Piper wanted to believe her. The idea of her friend, the person responsible for saving her life, somehow thriving again with her hair, strength and attitude back was what she wanted to believe. But she also knew that Beck hadn’t been mentally stable of late and had been prone to episodes bordering on schizophrenia.
Piper must not have been good at hiding her thoughts because Beck shook her head again. “I’m not crazy, Piper. Get me on the holonet and I’ll prove it.”
Before Piper could say anything else, her holotab lit up.
“Commander Piper,” a female voice chirped.
Beck was still looking at her when she answered the call,
“Go ahead, Rone.” “S-20s, ma'am. Three of them just came across our borders.

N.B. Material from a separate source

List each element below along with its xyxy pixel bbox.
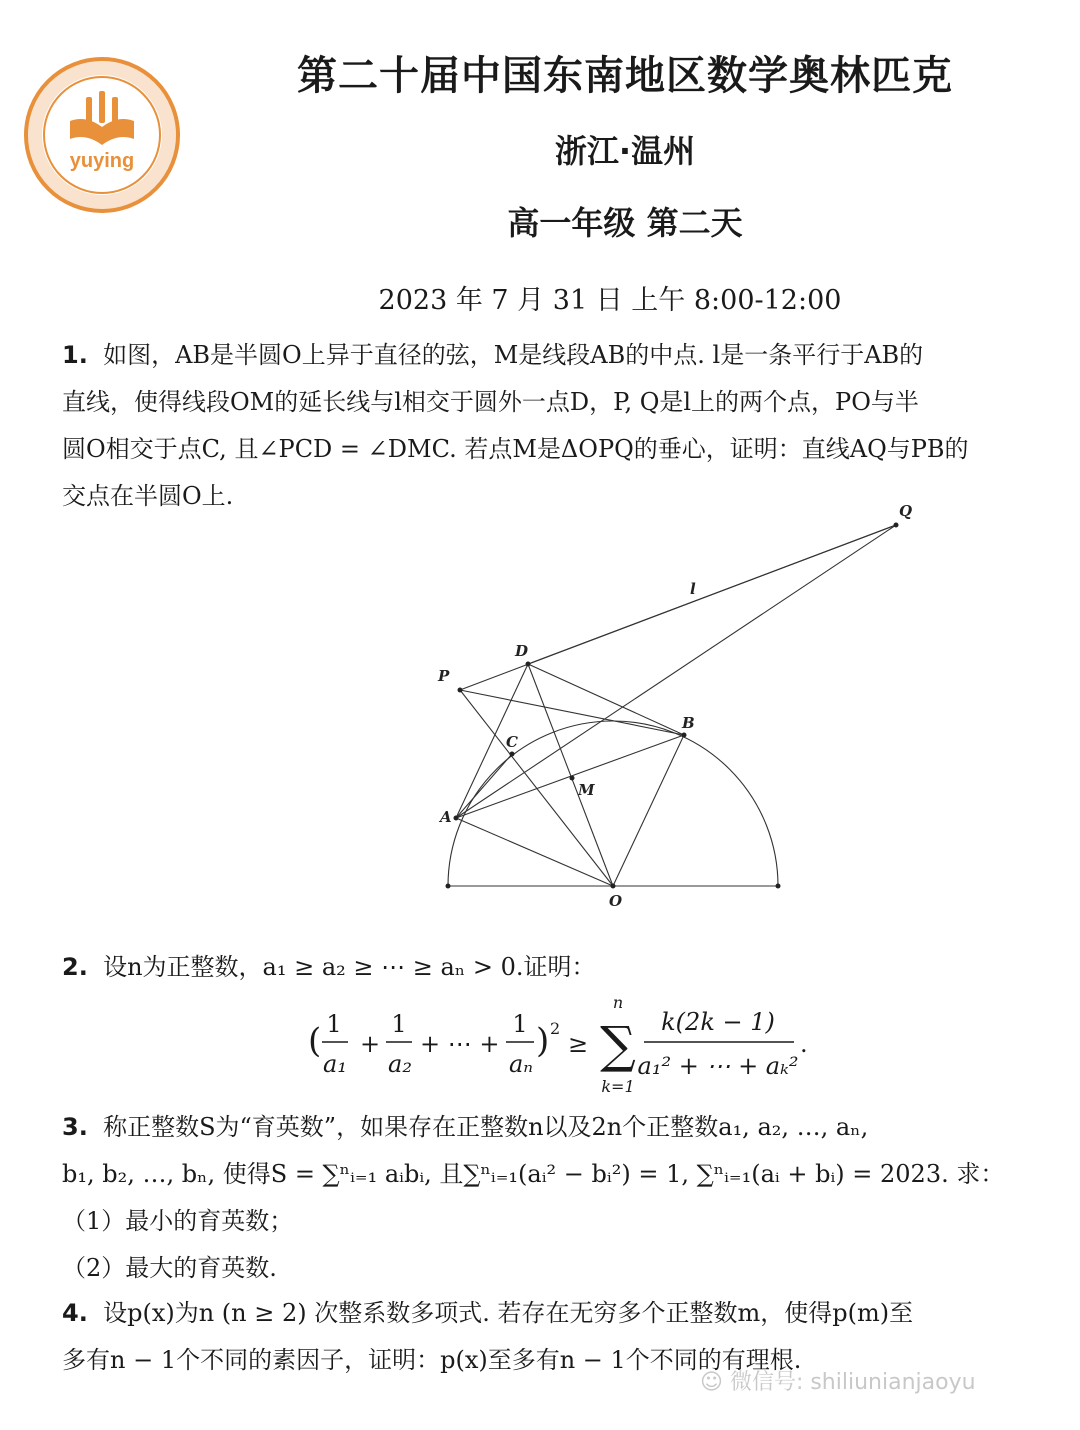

Looks like Bears,” Rone said. “They're coming fast, too.” Piper stood. “Assemble the Ghosts, Rone.”
“Aye, Commander.”
Beck was staring hard at the floor when Piper closed her holotab. “I'm not crazy,” she said quietly. “I don't know why my contact hasn't contacted me back yet but I know I talked to her.” Piper squeezed her friend's hand. “I'll be back in a few hours and we'll talk about it over checkers. Deal?”
She was trying to lighten the mood but Beck was more distant than usual. “Try to not die,” she said, lying down on her bed and pulling the covers over herself. “Then we'll try and contact Ritu.”
Piper headed for the door. Dying was the furthest thing from her mind.